The Eucalyptus tree has witnessed changing times in Ethiopia. Rulers may have come and gone, but the Eucalyptus still plays an active role in shaping the ecology. Ethiopia's capital Addis Ababa looks like a verdant jungle from afar. That is why a Frenchman visiting the country this century suggested changing the city's name to Eucalyptopolis, city of eucalyptus.

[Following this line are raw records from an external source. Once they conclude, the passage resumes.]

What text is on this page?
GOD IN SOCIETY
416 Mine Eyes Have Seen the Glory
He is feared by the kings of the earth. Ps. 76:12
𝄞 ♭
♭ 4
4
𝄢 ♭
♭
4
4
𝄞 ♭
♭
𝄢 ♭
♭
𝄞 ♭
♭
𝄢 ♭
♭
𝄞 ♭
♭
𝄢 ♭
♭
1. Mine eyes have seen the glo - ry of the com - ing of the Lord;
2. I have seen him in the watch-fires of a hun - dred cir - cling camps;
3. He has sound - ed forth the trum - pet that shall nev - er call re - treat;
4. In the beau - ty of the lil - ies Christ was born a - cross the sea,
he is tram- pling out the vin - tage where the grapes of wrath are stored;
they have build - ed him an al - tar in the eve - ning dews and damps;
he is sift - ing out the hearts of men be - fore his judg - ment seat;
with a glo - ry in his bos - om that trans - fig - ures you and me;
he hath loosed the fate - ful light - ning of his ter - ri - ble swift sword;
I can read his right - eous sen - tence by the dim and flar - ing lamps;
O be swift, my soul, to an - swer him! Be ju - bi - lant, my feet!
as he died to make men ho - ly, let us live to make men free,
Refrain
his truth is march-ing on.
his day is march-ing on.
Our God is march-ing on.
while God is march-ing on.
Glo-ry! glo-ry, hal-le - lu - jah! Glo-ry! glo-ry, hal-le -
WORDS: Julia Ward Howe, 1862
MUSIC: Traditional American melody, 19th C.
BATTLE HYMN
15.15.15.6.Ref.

There is a story behind the metamorphosis of Addis Ababa (literally, the new flower) into a huge blue gum ( Eucalyptus globulus ) forest. By the 1890s, Ethiopia's emperor Menelik-II had consolidated the country and established himself firmly as a ruler. However, all his achievements as a warrior and statesman were threatened with being lost to posterity by a lack of fuelwood in the capital. Already, an earlier capital, Entoto, had been abandoned for this reason. For the capital, as well as for the rest of the country, wood meant "shelter, warmth, and food.'

At Menelik's request, a French railway engineer arranged for the introduction of eucalyptus in Ethiopia. Within a decade of Menelik's death in 1913 an Englishman described the road to Addis from the North: " seems to be about to enter a forest, and it is only on a near approach to the town that houses begin to stand out amongst the trees, and the rays of the sun sparkling and glittering on the metal roofs and whitewashed walls make one realise that a town, and an extensive one at that, is hidden in the foliage.

Thus Eucalyptus globulus , a native of Australia and nearby islands, came to conquer Menelik's capital.
In fact, eucalyptus, pine, and to a lesser degree, acacia, have turned out to be great colonisers in terms of industrial plantation.

In 1990, eucalyptus and pine covered 80 per cent of the plantation area in tropical America and about 50 per cent in Asia-Oceania.